In contrast, the witness who follows FBI counsel's advice will lose all credibility. The truth is that the lesser included testimony, while less powerful, is no less truthful than "This is the gun!" testimony. It is somewhat like choosing a wider confidence interval to increase the coverage probability; the statement becomes less precise, but it is more likely to be true. Talk of perjury and being asked to lie suggests either that (1) the witness does not understand a statement such as "the recovered bullet could have come from/is consistent with coming from/is not excluded as coming from/is more likely to have come from the firearm in question or that (2) the witness has chosen to lobby for the prosecution rather than to educate the judge impartially.
NOTES
- Mr. Agar is a decorated, retired Colonel with "31 years of successful experience leading complex legal organizations as a general counsel, attorney, leader, mentor and trainer of FBI legal offices and senior-level Army staffs" and "hands-on experience in advising senior FBI and Army leaders in all legal matters." His work as Assistant General Counsel for the "FBI Forensic Laboratory" began in October 2016. On Linkedin, from which these quotations are taken, he summarizes his current position as
Legal advisor to the largest and best forensic laboratory in the world with a staff of over 700 scientists and a budget of $110 million.
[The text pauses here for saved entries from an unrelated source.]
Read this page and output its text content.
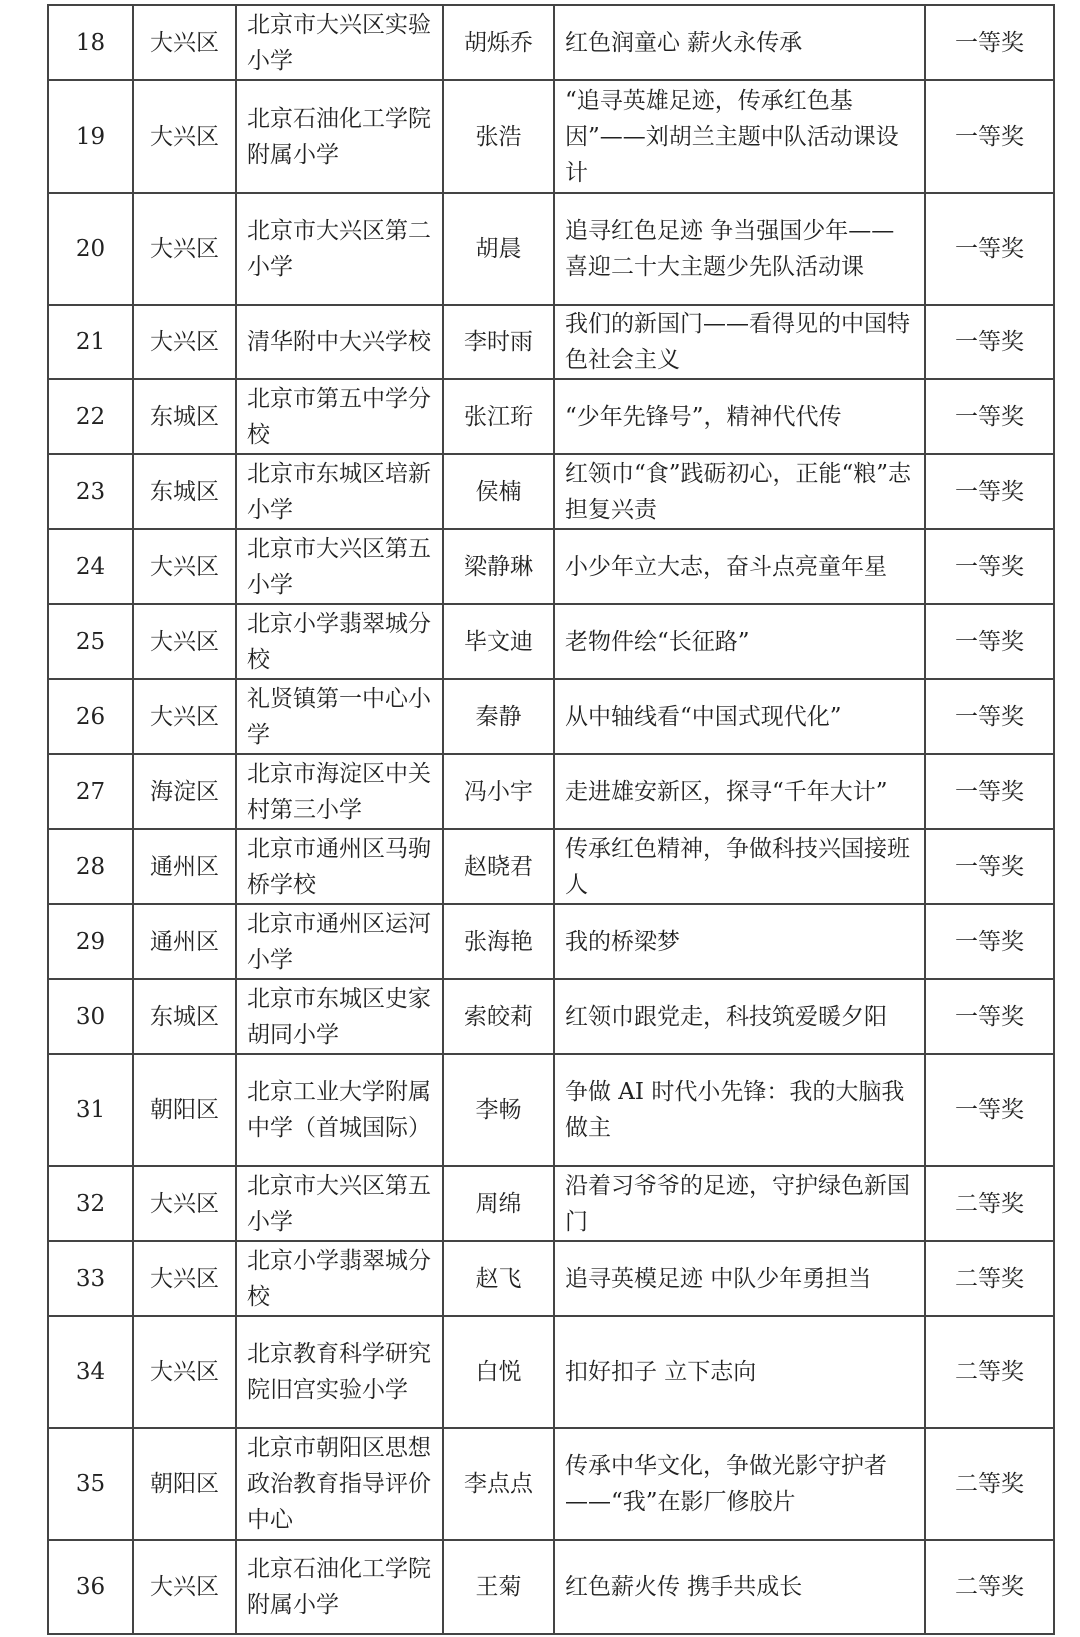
18	大兴区	北京市大兴区实验小学	胡烁乔	红色润童心 薪火永传承	一等奖
19	大兴区	北京石油化工学院附属小学	张浩	“追寻英雄足迹，传承红色基因”——刘胡兰主题中队活动课设计	一等奖
20	大兴区	北京市大兴区第二小学	胡晨	追寻红色足迹 争当强国少年——喜迎二十大主题少先队活动课	一等奖
21	大兴区	清华附中大兴学校	李时雨	我们的新国门——看得见的中国特色社会主义	一等奖
22	东城区	北京市第五中学分校	张江珩	“少年先锋号”，精神代代传	一等奖
23	东城区	北京市东城区培新小学	侯楠	红领巾“食”践砺初心，正能“粮”志担复兴责	一等奖
24	大兴区	北京市大兴区第五小学	梁静琳	小少年立大志，奋斗点亮童年星	一等奖
25	大兴区	北京小学翡翠城分校	毕文迪	老物件绘“长征路”	一等奖
26	大兴区	礼贤镇第一中心小学	秦静	从中轴线看“中国式现代化”	一等奖
27	海淀区	北京市海淀区中关村第三小学	冯小宇	走进雄安新区，探寻“千年大计”	一等奖
28	通州区	北京市通州区马驹桥学校	赵晓君	传承红色精神，争做科技兴国接班人	一等奖
29	通州区	北京市通州区运河小学	张海艳	我的桥梁梦	一等奖
30	东城区	北京市东城区史家胡同小学	索皎莉	红领巾跟党走，科技筑爱暖夕阳	一等奖
31	朝阳区	北京工业大学附属中学（首城国际）	李畅	争做 AI 时代小先锋：我的大脑我做主	一等奖
32	大兴区	北京市大兴区第五小学	周绵	沿着习爷爷的足迹，守护绿色新国门	二等奖
33	大兴区	北京小学翡翠城分校	赵飞	追寻英模足迹 中队少年勇担当	二等奖
34	大兴区	北京教育科学研究院旧宫实验小学	白悦	扣好扣子 立下志向	二等奖
35	朝阳区	北京市朝阳区思想政治教育指导评价中心	李点点	传承中华文化，争做光影守护者——“我”在影厂修胶片	二等奖
36	大兴区	北京石油化工学院附属小学	王菊	红色薪火传 携手共成长	二等奖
Responsible for training and qualifying the FBI’s forensic examiners to testify in any and all courts nationwide and internationally, consisting of over 120 examiners in 37 different disciplines. Coordinate all discovery for the Laboratory. Provide ethics advice to Laboratory personnel.
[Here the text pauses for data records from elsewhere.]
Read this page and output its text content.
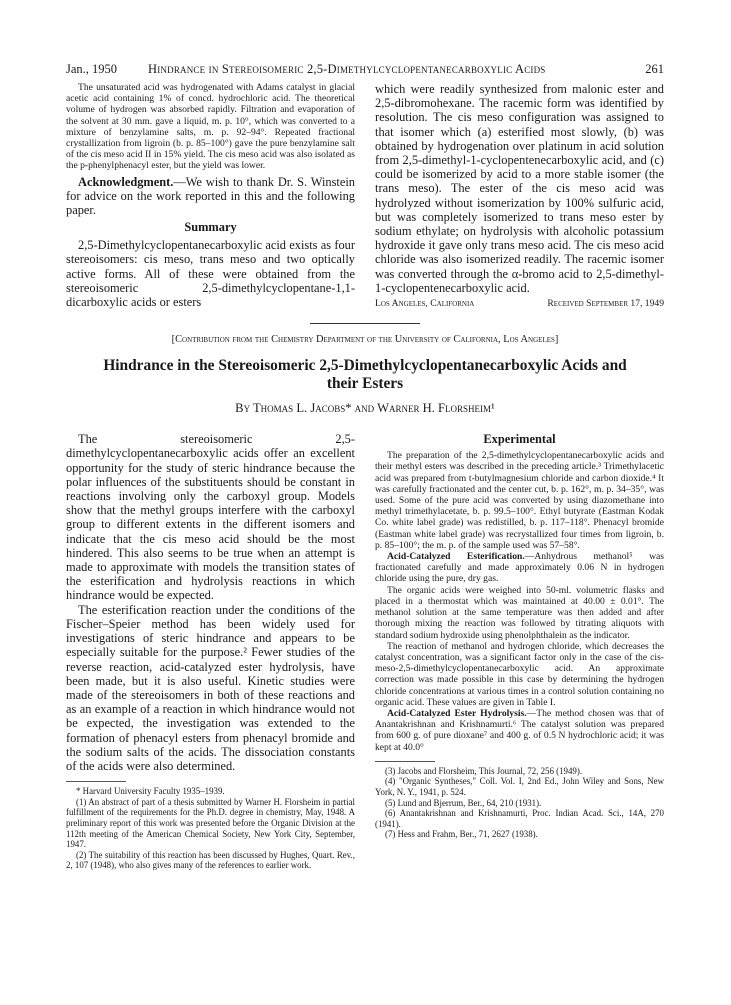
Jan., 1950 Hindrance in Stereoisomeric 2,5-Dimethylcyclopentanecarboxylic Acids	261

The unsaturated acid was hydrogenated with Adams catalyst in glacial acetic acid containing 1% of concd. hydrochloric acid. The theoretical volume of hydrogen was absorbed rapidly. Filtration and evaporation of the solvent at 30 mm. gave a liquid, m. p. 10°, which was converted to a mixture of benzylamine salts, m. p. 92–94°. Repeated fractional crystallization from ligroin (b. p. 85–100°) gave the pure benzylamine salt of the cis meso acid II in 15% yield. The cis meso acid was also isolated as the p-phenylphenacyl ester, but the yield was lower.

Acknowledgment.—We wish to thank Dr. S. Winstein for advice on the work reported in this and the following paper.

Summary

2,5-Dimethylcyclopentanecarboxylic acid exists as four stereoisomers: cis meso, trans meso and two optically active forms. All of these were obtained from the stereoisomeric 2,5-dimethylcyclopentane-1,1-dicarboxylic acids or esters

which were readily synthesized from malonic ester and 2,5-dibromohexane. The racemic form was identified by resolution. The cis meso configuration was assigned to that isomer which (a) esterified most slowly, (b) was obtained by hydrogenation over platinum in acid solution from 2,5-dimethyl-1-cyclopentenecarboxylic acid, and (c) could be isomerized by acid to a more stable isomer (the trans meso). The ester of the cis meso acid was hydrolyzed without isomerization by 100% sulfuric acid, but was completely isomerized to trans meso ester by sodium ethylate; on hydrolysis with alcoholic potassium hydroxide it gave only trans meso acid. The cis meso acid chloride was also isomerized readily. The racemic isomer was converted through the α-bromo acid to 2,5-dimethyl-1-cyclopentenecarboxylic acid.

Los Angeles, California	Received September 17, 1949
[Contribution from the Chemistry Department of the University of California, Los Angeles]
Hindrance in the Stereoisomeric 2,5-Dimethylcyclopentanecarboxylic Acids and their Esters
By Thomas L. Jacobs* and Warner H. Florsheim¹

The stereoisomeric 2,5-dimethylcyclopentanecarboxylic acids offer an excellent opportunity for the study of steric hindrance because the polar influences of the substituents should be constant in reactions involving only the carboxyl group. Models show that the methyl groups interfere with the carboxyl group to different extents in the different isomers and indicate that the cis meso acid should be the most hindered. This also seems to be true when an attempt is made to approximate with models the transition states of the esterification and hydrolysis reactions in which hindrance would be expected.

The esterification reaction under the conditions of the Fischer–Speier method has been widely used for investigations of steric hindrance and appears to be especially suitable for the purpose.² Fewer studies of the reverse reaction, acid-catalyzed ester hydrolysis, have been made, but it is also useful. Kinetic studies were made of the stereoisomers in both of these reactions and as an example of a reaction in which hindrance would not be expected, the investigation was extended to the formation of phenacyl esters from phenacyl bromide and the sodium salts of the acids. The dissociation constants of the acids were also determined.

* Harvard University Faculty 1935–1939.

(1) An abstract of part of a thesis submitted by Warner H. Florsheim in partial fulfillment of the requirements for the Ph.D. degree in chemistry, May, 1948. A preliminary report of this work was presented before the Organic Division at the 112th meeting of the American Chemical Society, New York City, September, 1947.

(2) The suitability of this reaction has been discussed by Hughes, Quart. Rev., 2, 107 (1948), who also gives many of the references to earlier work.

Experimental

The preparation of the 2,5-dimethylcyclopentanecarboxylic acids and their methyl esters was described in the preceding article.³ Trimethylacetic acid was prepared from t-butylmagnesium chloride and carbon dioxide.⁴ It was carefully fractionated and the center cut, b. p. 162°, m. p. 34–35°, was used. Some of the pure acid was converted by using diazomethane into methyl trimethylacetate, b. p. 99.5–100°. Ethyl butyrate (Eastman Kodak Co. white label grade) was redistilled, b. p. 117–118°. Phenacyl bromide (Eastman white label grade) was recrystallized four times from ligroin, b. p. 85–100°; the m. p. of the sample used was 57–58°.

Acid-Catalyzed Esterification.—Anhydrous methanol⁵ was fractionated carefully and made approximately 0.06 N in hydrogen chloride using the pure, dry gas.

The organic acids were weighed into 50-ml. volumetric flasks and placed in a thermostat which was maintained at 40.00 ± 0.01°. The methanol solution at the same temperature was then added and after thorough mixing the reaction was followed by titrating aliquots with standard sodium hydroxide using phenolphthalein as the indicator.

The reaction of methanol and hydrogen chloride, which decreases the catalyst concentration, was a significant factor only in the case of the cis-meso-2,5-dimethylcyclopentanecarboxylic acid. An approximate correction was made possible in this case by determining the hydrogen chloride concentrations at various times in a control solution containing no organic acid. These values are given in Table I.

Acid-Catalyzed Ester Hydrolysis.—The method chosen was that of Anantakrishnan and Krishnamurti.⁶ The catalyst solution was prepared from 600 g. of pure dioxane⁷ and 400 g. of 0.5 N hydrochloric acid; it was kept at 40.0°

(3) Jacobs and Florsheim, This Journal, 72, 256 (1949).

(4) "Organic Syntheses," Coll. Vol. I, 2nd Ed., John Wiley and Sons, New York, N. Y., 1941, p. 524.

(5) Lund and Bjerrum, Ber., 64, 210 (1931).

(6) Anantakrishnan and Krishnamurti, Proc. Indian Acad. Sci., 14A, 270 (1941).

(7) Hess and Frahm, Ber., 71, 2627 (1938).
- Discussion of this line of cases can be found in David H. Kaye et al., Wigmore on Evidence: Expert Evidence (3d ed. 2021).
- The track record of the courts in translating this literature and the growing research on firearms-toolmark comparisons into appropriate constraints on proposed expert testimony is not perfect. Indeed, most of the judicial palliatives for perceived expert overclaiming (such as the supposed limitation of "a reasonable degree of ballistic certainty" and the alternatives listed in Dealing) are far from optimal. Id. (and other postings in this blog). But these failures hardly mean that, as "laymen," judges are disqualified from trying to improve the presentation of expert knowledge by excluding certain forms of testimony.
- Bronston v. United States, 409 U.S. 352 (1973).
- See Ira P. Robbins, Perjury by Omission, 97 Wash. U. L. Rev. 265 (2019).
- See, e.g., David H. Kaye, The Double Helix and the Law of Evidence (2010).